Fear is one of the most difficult things to face.
For the ancient Israelite the sea was a fearful place. That was the place that demons lived. It was a fearful place. And, here are the disciples, not only away from land but in a horrible storm. It is night. They are frightened out of their heads.
And, Jesus comes walking on the water. Fred Craddock suggests in a sermon called, “Faith and Fear,” that the point of this story is this: Only God can walk on the waves. “In other words,” Craddock writes, “there is no power, no storm, no wind, no force in the world that God cannot conquer, no evil over which God is not superior, nothing that can destroy your life because God loves and cares for you.”
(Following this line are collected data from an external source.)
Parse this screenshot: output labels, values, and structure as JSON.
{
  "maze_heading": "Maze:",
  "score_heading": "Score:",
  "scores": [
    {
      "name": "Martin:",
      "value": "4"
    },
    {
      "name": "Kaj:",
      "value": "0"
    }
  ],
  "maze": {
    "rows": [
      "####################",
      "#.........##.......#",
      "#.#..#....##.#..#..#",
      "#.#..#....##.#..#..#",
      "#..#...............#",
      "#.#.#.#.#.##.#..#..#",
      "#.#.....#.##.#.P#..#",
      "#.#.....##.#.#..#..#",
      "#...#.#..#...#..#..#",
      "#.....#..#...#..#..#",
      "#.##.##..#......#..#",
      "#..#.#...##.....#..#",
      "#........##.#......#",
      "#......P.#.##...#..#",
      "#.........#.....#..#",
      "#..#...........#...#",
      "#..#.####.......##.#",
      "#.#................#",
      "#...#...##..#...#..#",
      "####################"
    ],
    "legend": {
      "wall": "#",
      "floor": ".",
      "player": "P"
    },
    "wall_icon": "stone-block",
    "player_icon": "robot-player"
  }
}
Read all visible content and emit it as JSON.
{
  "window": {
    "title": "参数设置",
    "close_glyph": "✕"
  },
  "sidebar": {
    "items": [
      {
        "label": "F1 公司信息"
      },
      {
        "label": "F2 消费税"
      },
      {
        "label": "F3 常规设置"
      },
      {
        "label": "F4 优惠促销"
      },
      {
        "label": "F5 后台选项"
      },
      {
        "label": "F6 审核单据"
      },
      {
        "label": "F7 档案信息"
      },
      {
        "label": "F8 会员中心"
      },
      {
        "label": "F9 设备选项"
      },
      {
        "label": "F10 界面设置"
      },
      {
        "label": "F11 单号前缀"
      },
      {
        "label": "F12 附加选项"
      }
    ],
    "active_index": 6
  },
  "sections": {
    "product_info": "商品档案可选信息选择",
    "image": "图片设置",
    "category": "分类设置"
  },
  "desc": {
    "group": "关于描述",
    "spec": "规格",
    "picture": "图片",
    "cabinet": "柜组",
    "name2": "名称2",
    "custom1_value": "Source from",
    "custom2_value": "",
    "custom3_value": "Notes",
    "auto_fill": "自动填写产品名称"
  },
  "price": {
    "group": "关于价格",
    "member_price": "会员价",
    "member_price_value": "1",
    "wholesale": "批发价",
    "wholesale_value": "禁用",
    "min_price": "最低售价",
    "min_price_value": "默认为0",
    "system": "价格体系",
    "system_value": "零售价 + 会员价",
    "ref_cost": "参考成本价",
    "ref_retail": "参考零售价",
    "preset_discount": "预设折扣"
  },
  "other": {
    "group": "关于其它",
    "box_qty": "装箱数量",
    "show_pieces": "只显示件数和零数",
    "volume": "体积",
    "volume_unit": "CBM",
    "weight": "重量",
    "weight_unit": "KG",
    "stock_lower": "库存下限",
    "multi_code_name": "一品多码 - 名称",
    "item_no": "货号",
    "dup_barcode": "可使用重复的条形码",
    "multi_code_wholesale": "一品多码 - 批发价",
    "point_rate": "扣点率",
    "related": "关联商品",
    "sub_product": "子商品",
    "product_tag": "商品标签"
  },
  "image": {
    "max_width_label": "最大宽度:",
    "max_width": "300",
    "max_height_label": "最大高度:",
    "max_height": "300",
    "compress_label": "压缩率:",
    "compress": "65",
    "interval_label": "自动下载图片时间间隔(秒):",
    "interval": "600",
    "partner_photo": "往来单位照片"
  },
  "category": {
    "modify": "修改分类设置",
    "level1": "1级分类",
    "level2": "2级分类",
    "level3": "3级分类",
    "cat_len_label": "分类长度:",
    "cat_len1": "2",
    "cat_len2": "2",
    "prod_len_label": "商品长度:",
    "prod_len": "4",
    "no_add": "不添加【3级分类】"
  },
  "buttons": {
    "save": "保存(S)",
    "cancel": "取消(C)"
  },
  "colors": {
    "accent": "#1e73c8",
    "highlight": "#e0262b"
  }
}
But, knowing that and believing that are two different things. Peter finds out. Testing the truth of the God-who-walks-on-the-water, he steps out of the boat, is seized by fear and sinks.
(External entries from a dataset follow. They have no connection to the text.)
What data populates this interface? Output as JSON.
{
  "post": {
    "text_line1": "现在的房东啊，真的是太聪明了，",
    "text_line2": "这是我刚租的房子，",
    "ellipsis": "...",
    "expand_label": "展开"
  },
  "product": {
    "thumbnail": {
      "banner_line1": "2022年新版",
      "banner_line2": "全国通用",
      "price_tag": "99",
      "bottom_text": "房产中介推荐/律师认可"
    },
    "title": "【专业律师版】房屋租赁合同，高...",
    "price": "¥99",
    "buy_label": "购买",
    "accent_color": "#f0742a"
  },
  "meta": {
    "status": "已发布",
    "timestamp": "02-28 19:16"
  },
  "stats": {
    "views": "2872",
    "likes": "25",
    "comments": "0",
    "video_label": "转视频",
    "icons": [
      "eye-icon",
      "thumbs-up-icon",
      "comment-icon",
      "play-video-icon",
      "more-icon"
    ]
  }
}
We are swimming in an ocean of fear. We fear terrorists. We fear the downturn in the market. We fear for our health. We fear for our loved ones. There must be a thousand fears that we live with every day. Real threats create waves of anxiety.
If there is no greater force in the universe than the forces that create fear, we shall surely drown. Is there nothing to combat the sea of fear?
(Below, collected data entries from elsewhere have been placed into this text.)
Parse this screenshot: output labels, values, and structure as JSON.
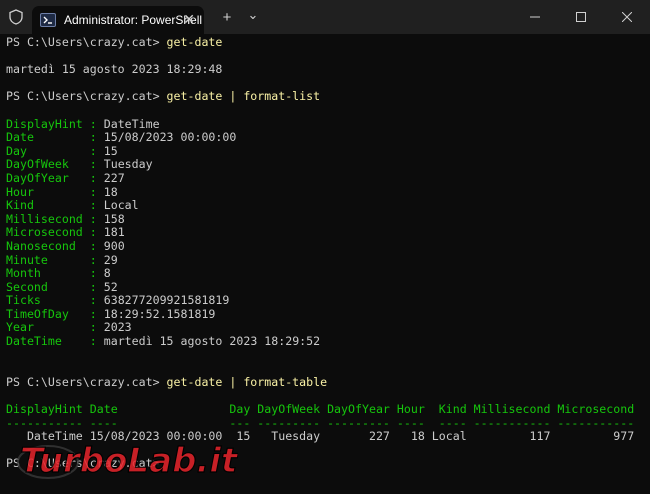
{
  "window": {
    "tab_title": "Administrator: PowerShell",
    "new_tab_label": "+",
    "dropdown_label": "⌄"
  },
  "terminal": {
    "prompt": "PS C:\\Users\\crazy.cat> ",
    "cmd1": "get-date",
    "out1": "martedì 15 agosto 2023 18:29:48",
    "cmd2": "get-date | format-list",
    "list": [
      {
        "k": "DisplayHint : ",
        "v": "DateTime"
      },
      {
        "k": "Date        : ",
        "v": "15/08/2023 00:00:00"
      },
      {
        "k": "Day         : ",
        "v": "15"
      },
      {
        "k": "DayOfWeek   : ",
        "v": "Tuesday"
      },
      {
        "k": "DayOfYear   : ",
        "v": "227"
      },
      {
        "k": "Hour        : ",
        "v": "18"
      },
      {
        "k": "Kind        : ",
        "v": "Local"
      },
      {
        "k": "Millisecond : ",
        "v": "158"
      },
      {
        "k": "Microsecond : ",
        "v": "181"
      },
      {
        "k": "Nanosecond  : ",
        "v": "900"
      },
      {
        "k": "Minute      : ",
        "v": "29"
      },
      {
        "k": "Month       : ",
        "v": "8"
      },
      {
        "k": "Second      : ",
        "v": "52"
      },
      {
        "k": "Ticks       : ",
        "v": "638277209921581819"
      },
      {
        "k": "TimeOfDay   : ",
        "v": "18:29:52.1581819"
      },
      {
        "k": "Year        : ",
        "v": "2023"
      },
      {
        "k": "DateTime    : ",
        "v": "martedì 15 agosto 2023 18:29:52"
      }
    ],
    "cmd3": "get-date | format-table",
    "table_header": "DisplayHint Date                Day DayOfWeek DayOfYear Hour  Kind Millisecond Microsecond",
    "table_sep": "----------- ----                --- --------- --------- ----  ---- ----------- -----------",
    "table_row": "   DateTime 15/08/2023 00:00:00  15   Tuesday       227   18 Local         117         977",
    "last_prompt": "PS C:\\Users\\crazy.cat> "
  },
  "watermark": {
    "text": "TurboLab.it"
  }
}
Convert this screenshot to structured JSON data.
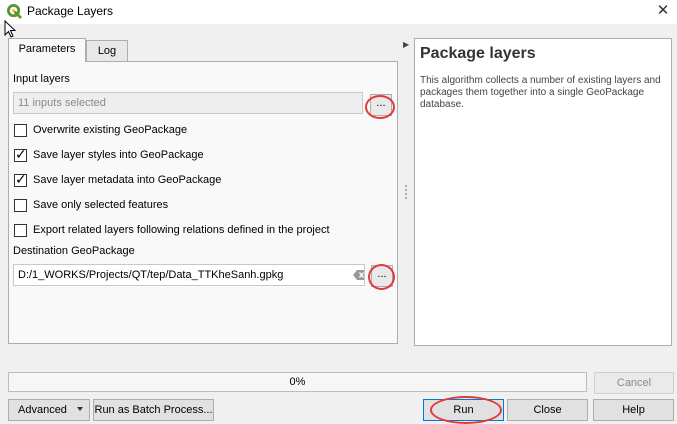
{
  "window": {
    "title": "Package Layers",
    "close_glyph": "✕",
    "app_icon": "qgis-logo-icon"
  },
  "tabs": [
    {
      "label": "Parameters",
      "active": true
    },
    {
      "label": "Log",
      "active": false
    }
  ],
  "parameters": {
    "input_layers_label": "Input layers",
    "input_layers_value": "11 inputs selected",
    "browse_label": "...",
    "checkboxes": [
      {
        "label": "Overwrite existing GeoPackage",
        "checked": false
      },
      {
        "label": "Save layer styles into GeoPackage",
        "checked": true
      },
      {
        "label": "Save layer metadata into GeoPackage",
        "checked": true
      },
      {
        "label": "Save only selected features",
        "checked": false
      },
      {
        "label": "Export related layers following relations defined in the project",
        "checked": false
      }
    ],
    "destination_label": "Destination GeoPackage",
    "destination_value": "D:/1_WORKS/Projects/QT/tep/Data_TTKheSanh.gpkg",
    "destination_browse_label": "..."
  },
  "help": {
    "title": "Package layers",
    "body": "This algorithm collects a number of existing layers and packages them together into a single GeoPackage database."
  },
  "progress": {
    "percent": 0,
    "text": "0%"
  },
  "buttons": {
    "cancel": "Cancel",
    "advanced": "Advanced",
    "batch": "Run as Batch Process...",
    "run": "Run",
    "close": "Close",
    "help": "Help"
  },
  "colors": {
    "annotation_red": "#e23a3a",
    "qgis_green": "#589632",
    "focus_blue": "#0078d7"
  }
}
Craddock closes his sermon with this paragraph:
“In the boat – and we are all in the boat – we can give pep talks to each other. ‘We’ll make it. Some of you bail, we’re going to make it,’ We can start whistling and singing. But the plain fact is that without trust in God, we are not going to make the shore. But if we trust in God, ‘we are more than conquerors through him who loves us…, and neither death nor life, nor angels, nor rulers, nor things present, nor things to come, nor powers, nor height, nor depth, nor anything else in all creation will be able to separate us from the love of God in Christ Jesus our Lord.’”
Fear is a difficult thing. We can never overcome fear by ourselves. Faith is the only cure.
Jesus reaches down to Peter and lifts him into the boat. “You of little faith,” he said. “Why did you doubt?”
I don’t think he addressed only Peter. Those words are meant for all of us who are afraid.